Les réponses nationales divergent. L'Allemagne a engagé une stratégie claire de renforcement de son attractivité, avec des prix nets confidentiels pour les entreprises investissant dans la R&D locale et des incitations à la production. En France, la négociation de l'accord-cadre LEEM-CEPS est en cours, dans un contexte où les demandes d'accès précoce pré-AMM ont chuté de 25 en 2024 à 10 en 2025 – un signal faible, mais à surveiller.

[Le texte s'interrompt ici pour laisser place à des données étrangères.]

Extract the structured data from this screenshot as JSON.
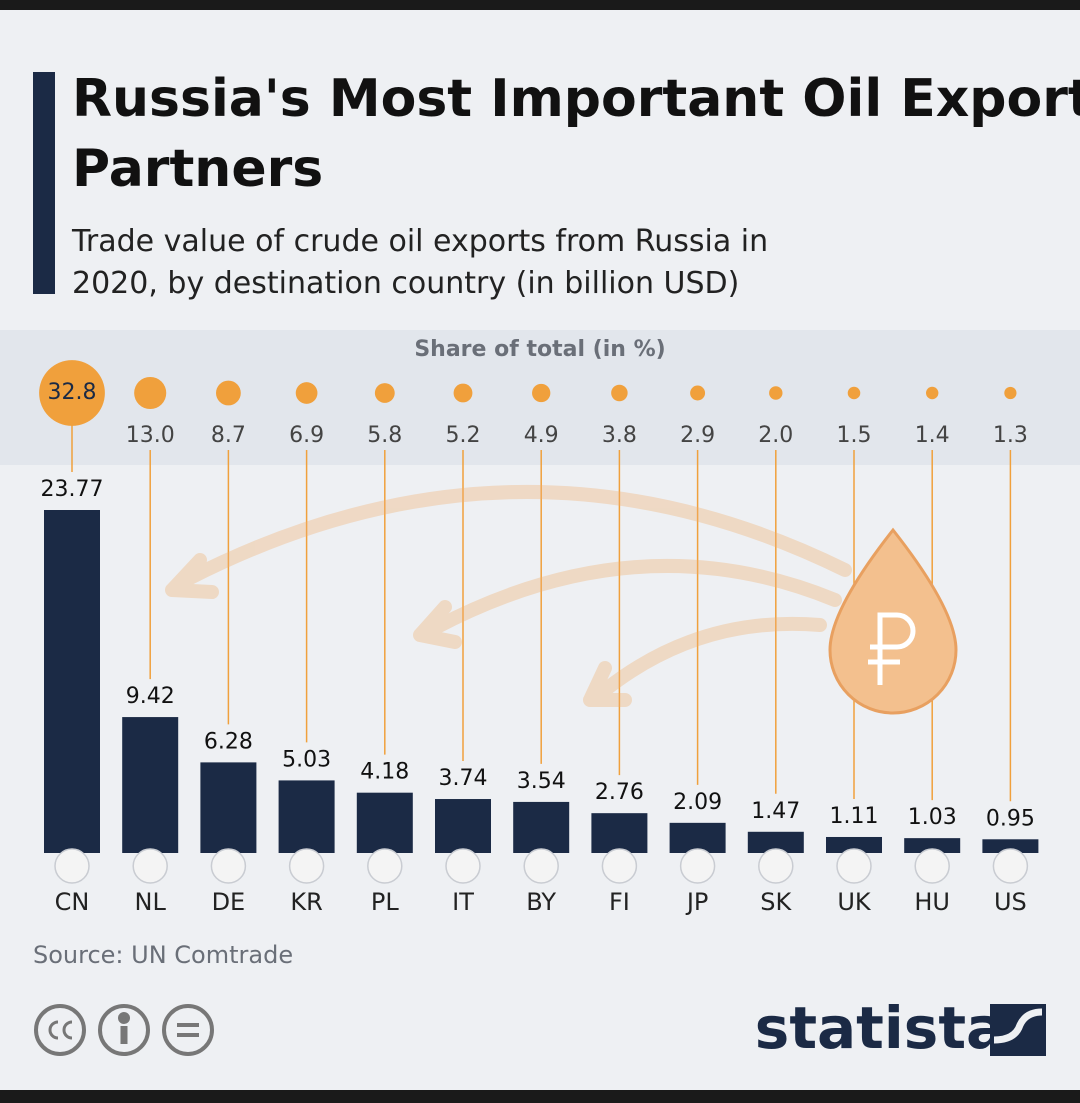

Des initiatives de coordination européenne émergent également, portées notamment par une déclaration commune des ministres de la santé français et allemand, articulée autour de six axes : attractivité pour la recherche clinique, harmonisation des autorisations, accès aux nouveaux médicaments, sécurisation de l'approvisionnement, protection de la propriété industrielle et réponse aux tensions géopolitiques.

Ce qu'il faut retenir

Le MFN modifie déjà certaines dynamiques – sur les prix, sur les comportements des industriels, sur l'attractivité comparée des marchés européens – même si ses effets directs restent difficiles à isoler et à quantifier. La politique américaine elle-même demeure évolutive : la volonté de l'administration Trump de transformer le décret MFN en loi, les contestations juridiques en cours et l'échéance des élections de mi-mandat constituent autant de facteurs d'incertitude.

Pour les laboratoires, l'enjeu est d'anticiper sans surinterpréter : surveiller les signaux faibles, modéliser les scénarios d'impact sur les stratégies de prix et de lancement, et rester attentifs à l'évolution des négociations, aussi bien à Washington qu'à Paris et Bruxelles.